Avec Ichimei, film de samouraï du Japonais Takashi Miike, le festival de Cannes a ouvert pour la première fois la porte de sa compétition officielle à un film en 3D, un signe jugé encourageant pour les industriels du secteur.

Cette technologie, en plein boom, avait déjà eu les honneurs de la Croisette mais uniquement au cours de projections spéciales à l’instar de celle, cette année, de «Pirates des Caraïbes, la fontaine de jouvence» de Rob Marshall.

Ichimei - Hara-Kiri: mort d’un Samouraï, une fresque esthétique et violente sur les codes d’honneur de la chevalerie des samouraï dans le Japon du 17e siècle, est un remake de Seppuku (Harakiri) de Masaki Kobayashi, prix spécial du jury au festival de Cannes en 1963.

La 3D, habituellement réservée aux blockbusters américains à forte dose d’effets spéciaux, trouve ici une expression originale. Elle magnifie la géométrie des plans, tout comme l’esthétique graphique des décors.

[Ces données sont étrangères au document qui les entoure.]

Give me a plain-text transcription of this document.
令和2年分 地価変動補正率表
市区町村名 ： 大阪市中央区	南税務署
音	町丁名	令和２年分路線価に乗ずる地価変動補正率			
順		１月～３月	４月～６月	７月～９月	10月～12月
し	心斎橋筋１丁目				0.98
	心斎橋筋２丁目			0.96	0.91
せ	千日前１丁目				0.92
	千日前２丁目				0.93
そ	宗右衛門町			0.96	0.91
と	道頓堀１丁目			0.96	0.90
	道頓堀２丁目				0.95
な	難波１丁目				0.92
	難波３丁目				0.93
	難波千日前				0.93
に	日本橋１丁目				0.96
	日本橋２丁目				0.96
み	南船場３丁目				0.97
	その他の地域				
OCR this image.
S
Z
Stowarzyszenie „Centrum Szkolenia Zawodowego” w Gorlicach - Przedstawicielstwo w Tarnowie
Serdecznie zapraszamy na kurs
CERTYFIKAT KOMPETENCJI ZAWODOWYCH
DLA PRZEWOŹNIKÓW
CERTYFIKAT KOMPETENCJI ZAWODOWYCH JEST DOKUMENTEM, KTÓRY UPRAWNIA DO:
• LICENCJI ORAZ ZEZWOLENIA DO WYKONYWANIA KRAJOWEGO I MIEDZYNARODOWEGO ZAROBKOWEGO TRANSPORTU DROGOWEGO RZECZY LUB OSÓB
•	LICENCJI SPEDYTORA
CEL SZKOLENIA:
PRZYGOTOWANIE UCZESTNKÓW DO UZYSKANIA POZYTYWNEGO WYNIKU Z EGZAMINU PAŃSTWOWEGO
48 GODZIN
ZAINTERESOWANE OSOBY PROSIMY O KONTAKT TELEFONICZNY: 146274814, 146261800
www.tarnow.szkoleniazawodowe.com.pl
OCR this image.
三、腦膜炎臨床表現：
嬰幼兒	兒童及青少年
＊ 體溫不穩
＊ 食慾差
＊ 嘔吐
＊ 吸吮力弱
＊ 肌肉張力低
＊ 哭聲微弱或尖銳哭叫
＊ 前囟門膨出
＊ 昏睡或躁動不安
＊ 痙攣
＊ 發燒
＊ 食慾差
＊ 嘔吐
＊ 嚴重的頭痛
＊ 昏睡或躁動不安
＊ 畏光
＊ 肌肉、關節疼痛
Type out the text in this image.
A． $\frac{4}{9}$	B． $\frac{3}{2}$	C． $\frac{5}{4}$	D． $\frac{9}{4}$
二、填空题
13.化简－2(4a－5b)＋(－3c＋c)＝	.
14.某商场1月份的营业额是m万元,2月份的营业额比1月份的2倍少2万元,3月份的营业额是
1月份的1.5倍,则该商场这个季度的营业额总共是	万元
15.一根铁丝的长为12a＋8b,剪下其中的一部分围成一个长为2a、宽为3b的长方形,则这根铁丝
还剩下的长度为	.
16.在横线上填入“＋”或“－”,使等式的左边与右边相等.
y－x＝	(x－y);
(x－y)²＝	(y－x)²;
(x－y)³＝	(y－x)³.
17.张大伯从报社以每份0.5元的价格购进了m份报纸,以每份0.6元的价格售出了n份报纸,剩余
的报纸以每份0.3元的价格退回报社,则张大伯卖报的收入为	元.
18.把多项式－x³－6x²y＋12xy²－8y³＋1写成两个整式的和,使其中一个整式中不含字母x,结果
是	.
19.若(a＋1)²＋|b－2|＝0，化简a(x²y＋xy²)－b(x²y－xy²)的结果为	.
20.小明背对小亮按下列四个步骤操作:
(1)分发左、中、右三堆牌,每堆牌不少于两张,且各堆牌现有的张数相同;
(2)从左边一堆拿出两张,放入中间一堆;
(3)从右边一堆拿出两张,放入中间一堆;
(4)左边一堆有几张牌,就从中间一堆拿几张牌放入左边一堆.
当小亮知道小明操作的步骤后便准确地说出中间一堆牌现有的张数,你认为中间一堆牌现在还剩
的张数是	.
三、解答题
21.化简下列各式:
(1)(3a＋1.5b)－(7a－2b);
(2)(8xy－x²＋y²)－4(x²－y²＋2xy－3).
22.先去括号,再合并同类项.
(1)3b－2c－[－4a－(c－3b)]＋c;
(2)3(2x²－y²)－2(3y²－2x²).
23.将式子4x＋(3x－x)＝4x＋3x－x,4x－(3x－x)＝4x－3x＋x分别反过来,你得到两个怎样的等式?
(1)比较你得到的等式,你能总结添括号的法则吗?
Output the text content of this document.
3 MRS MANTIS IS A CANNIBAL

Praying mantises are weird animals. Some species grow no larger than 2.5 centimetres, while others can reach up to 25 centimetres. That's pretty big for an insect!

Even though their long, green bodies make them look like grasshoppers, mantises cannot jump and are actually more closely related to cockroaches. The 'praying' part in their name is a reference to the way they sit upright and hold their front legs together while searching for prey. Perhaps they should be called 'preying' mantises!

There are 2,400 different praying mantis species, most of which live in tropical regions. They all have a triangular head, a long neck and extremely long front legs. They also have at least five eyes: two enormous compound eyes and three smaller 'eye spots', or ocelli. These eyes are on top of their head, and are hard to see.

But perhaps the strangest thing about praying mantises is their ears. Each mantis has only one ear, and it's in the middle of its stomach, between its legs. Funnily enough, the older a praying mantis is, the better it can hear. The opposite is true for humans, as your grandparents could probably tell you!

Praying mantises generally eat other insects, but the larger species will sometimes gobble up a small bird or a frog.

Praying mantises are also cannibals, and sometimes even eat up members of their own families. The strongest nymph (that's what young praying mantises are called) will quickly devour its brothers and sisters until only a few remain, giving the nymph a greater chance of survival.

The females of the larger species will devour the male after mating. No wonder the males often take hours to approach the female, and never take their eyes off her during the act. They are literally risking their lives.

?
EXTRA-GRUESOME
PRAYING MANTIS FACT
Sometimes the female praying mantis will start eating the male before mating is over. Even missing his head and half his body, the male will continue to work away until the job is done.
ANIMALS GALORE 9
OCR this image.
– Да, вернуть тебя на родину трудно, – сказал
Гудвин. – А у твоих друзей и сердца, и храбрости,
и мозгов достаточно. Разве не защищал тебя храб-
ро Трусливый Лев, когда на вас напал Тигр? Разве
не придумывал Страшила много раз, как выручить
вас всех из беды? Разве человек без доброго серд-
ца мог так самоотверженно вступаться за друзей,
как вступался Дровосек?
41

Le combat final opposant le héros Hanshiro aux hommes de Kageyu, le chef du clan Li, sur fond d’averse de neige dans les jardins typiquement japonais de la résidence de ce dernier, est ainsi un grand moment de cinéma, conjuguant maîtrise du mouvement, beauté des cadres et jeu sur les premiers et seconds plans.

«Finalement, ce film sera sans doute apprécié par ceux qui recherchent déjà, à travers l’éclairage et les angles de prise de vue, des effets de stéréo spatiale dans le monde de la 2D», souligne Takashi Miike qui espère développer la curiosité des spectateurs sur l’intérêt du procédé.

«Je serais ravi que le public pense que ce qui pouvait être exprimé en 2D l’est aussi bien en 3D. Quant à ceux qui ne sont pas fans de la 3D, j’espère qu’ils diront: "Ouah, la 3D, ça marche!" Ce serait formidable que les gens plus âgés disent: "c’est vraiment intéressant, la façon dont ce film jaillit vers moi et m’aspire"», explique-t-il.

La 3D n’a pas révolutionné sa façon de travailler, avec «une seule différence», a-t-il confessé: «le rythme de tournage qui était légèrement plus lent que d’habitude, ce qui m’a forcé à épurer».

La projection en compétition de ce film est en tout cas considérée comme une bonne nouvelle par les industriels du secteur.

«On est très heureux», a déclaré à l’AFP Jonathan Ross, président de la section contenu et distribution chez XPand, l’un des mastodontes de la 3D, qui équipe par ailleurs les salles du festival.

«Nous considérons que c’est une reconnaissance de ce format comme un vrai medium pouvant être utilisé artistiquement, capable de renforcer le récit, l’aspect visuel d’un film et dans l’ensemble, le travail de production des oeuvres», a-t-il ajouté.

XPand espère convaincre de plus en plus de cinéastes de se tourner vers la 3D. Aki Kaurismäki, le réalisateur de Le Havre, ne sera en tout cas pas des leurs.

«Peu importe la façon de montrer les choses, la plupart des beaux et bons films sont tournés avec une très mauvaise technique, des mauvais éclairages, c’est l’histoire qui prédomine, qui est la référence», a dit le Finlandais.

«Hitchcock aussi s’était essayé à la 3D, c’était un maître mais à ce moment-là, il avait oublié son histoire parce qu’il était plongé dans la technique. C’est ce qui se passe aujourd’hui avec la 3D», a-t-il jugé.